I am by no means a financial expert. I just enjoy investing and sharing my thoughts. I tend to avoid giving advices at this stage of my financial knowledge but I do always give one:

Avoid learning from your mistakes; learn from other people’s mistakes. Most people don’t learn from history; try not to be one of them. Read Benjamin Graham, Warren Buffett, Philip Fisher, Peter Lynch, Bruce Greenwald, Joel Greenblatt, Jeremy Siegel, Jim Jubak6 and any other known fundamental investor. Read their biographies, find out about their investing partners, and study their investing principles. Study the people that inspired them. There are a lot of great investors alive, even if they can’t be your personal mentor you can interact with them at conferences, meetings or by email.

On a final note, I’m a fundamental investor.7 I believe technical analysis8 (predictions made based on price/volume/charts) is equivalent to predicting a woman’s intelligence by the way she looks: you may be right but you wouldn’t bet your house on it.

And with this…

I declare inaugurated Principle Investing.

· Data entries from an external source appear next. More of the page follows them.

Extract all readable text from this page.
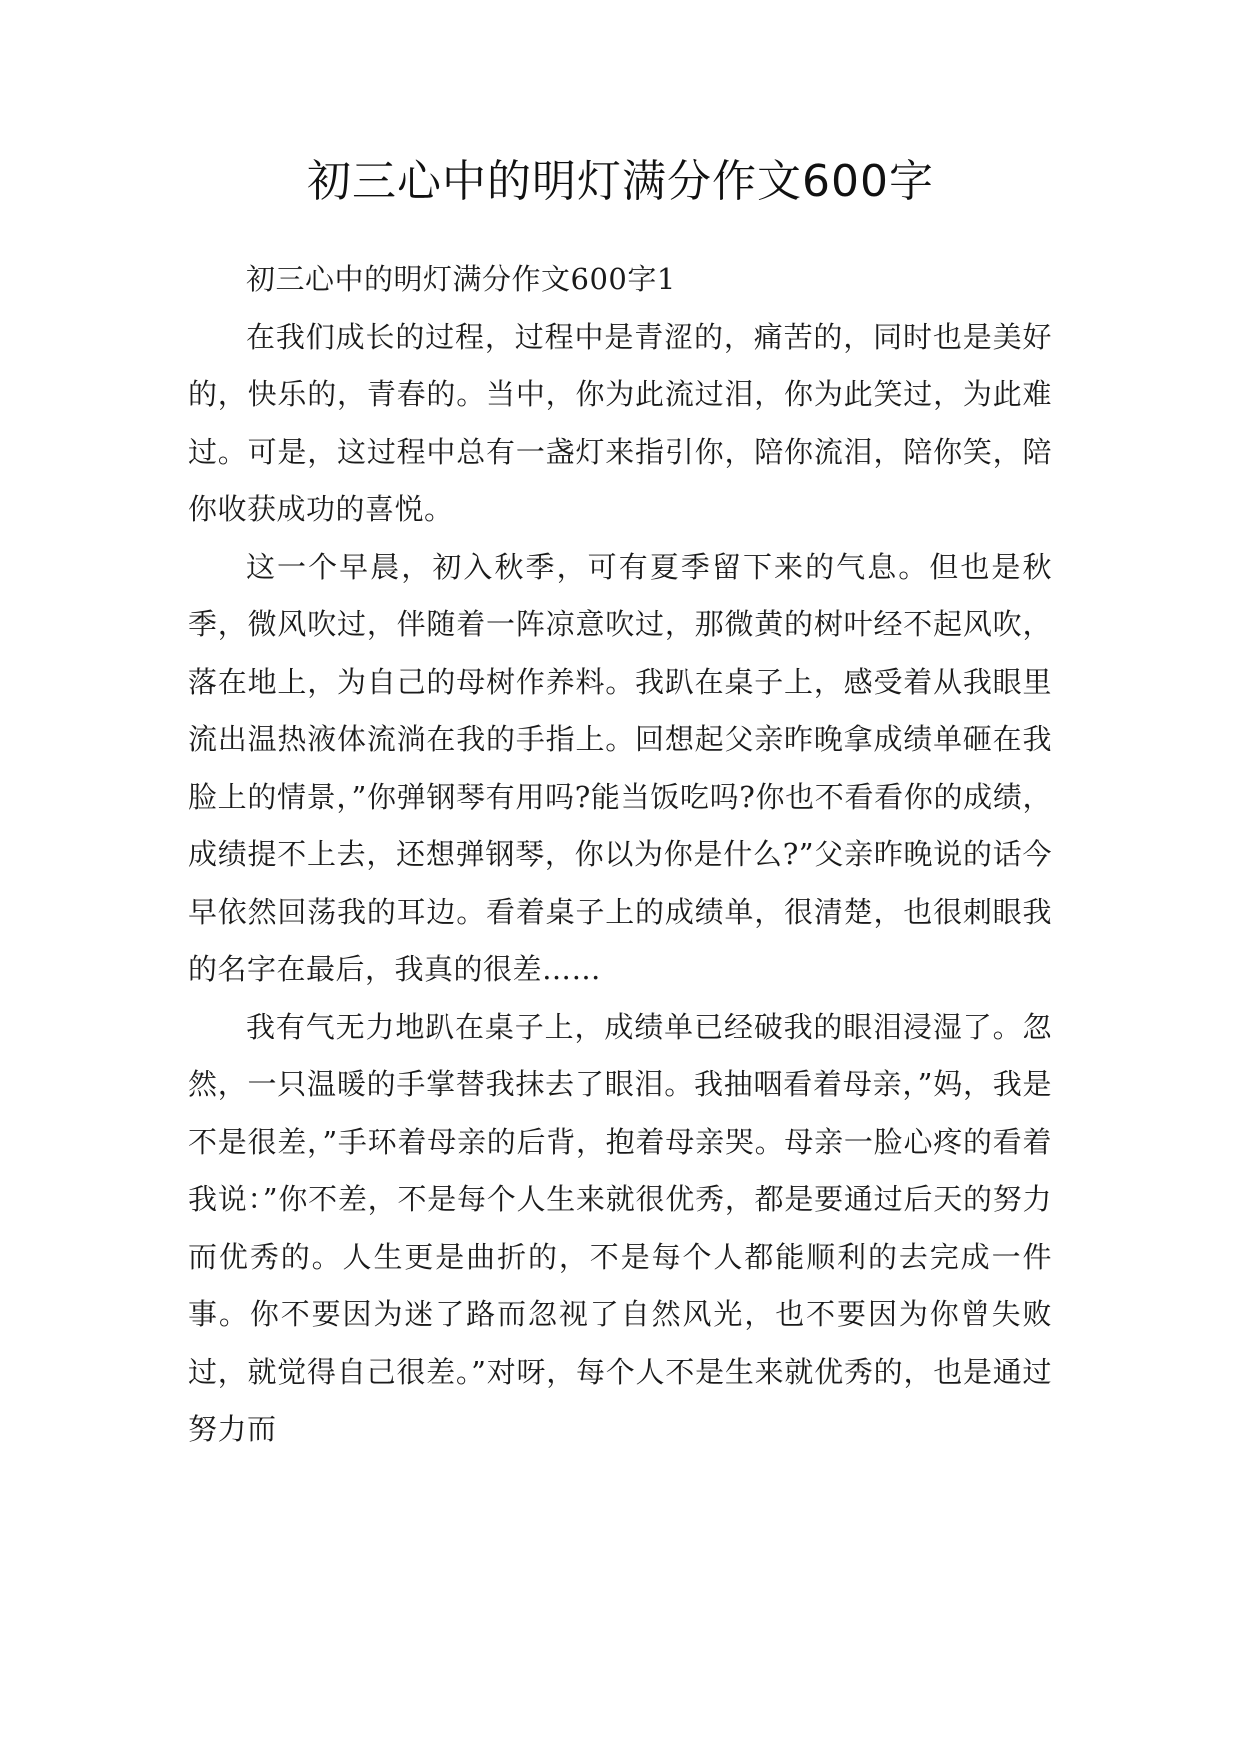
初三心中的明灯满分作文600字

初三心中的明灯满分作文600字1

在我们成长的过程，过程中是青涩的，痛苦的，同时也是美好的，快乐的，青春的。当中，你为此流过泪，你为此笑过，为此难过。可是，这过程中总有一盏灯来指引你，陪你流泪，陪你笑，陪你收获成功的喜悦。

这一个早晨，初入秋季，可有夏季留下来的气息。但也是秋季，微风吹过，伴随着一阵凉意吹过，那微黄的树叶经不起风吹，落在地上，为自己的母树作养料。我趴在桌子上，感受着从我眼里流出温热液体流淌在我的手指上。回想起父亲昨晚拿成绩单砸在我脸上的情景，”你弹钢琴有用吗?能当饭吃吗?你也不看看你的成绩，成绩提不上去，还想弹钢琴，你以为你是什么?”父亲昨晚说的话今早依然回荡我的耳边。看着桌子上的成绩单，很清楚，也很刺眼我的名字在最后，我真的很差……

我有气无力地趴在桌子上，成绩单已经破我的眼泪浸湿了。忽然，一只温暖的手掌替我抹去了眼泪。我抽咽看着母亲，”妈，我是不是很差，”手环着母亲的后背，抱着母亲哭。母亲一脸心疼的看着我说：”你不差，不是每个人生来就很优秀，都是要通过后天的努力而优秀的。人生更是曲折的，不是每个人都能顺利的去完成一件事。你不要因为迷了路而忽视了自然风光，也不要因为你曾失败过，就觉得自己很差。”对呀，每个人不是生来就优秀的，也是通过努力而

1. “A Tribute to Ben Graham” [speech] December 6, 1994 at the New York Society of Financial Analysts.
2. In Spain we inherit one family name from each parent.
3. Viking 1 landed on Mars exactly seven years after Neil Armstrong set foot on the Moon.
4. Wikipedia description: Fixed-income and derivatives.
5. Explanation about the shoe shopping fact.
6. Benjamin Graham, Warren Buffett, Philip Fisher, Peter Lynch, Joel Greenblatt, Jeremy Siegel, Bruce Greenwald and Jim Jubak
7. Fundamental analysis of a business involves analyzing its financial statements and health, its management and competitive advantages, and its competitors and markets.
8. Technical analysis is a security analysis technique that claims the ability to forecast the future direction of prices through the study of past market data, primarily price and volume.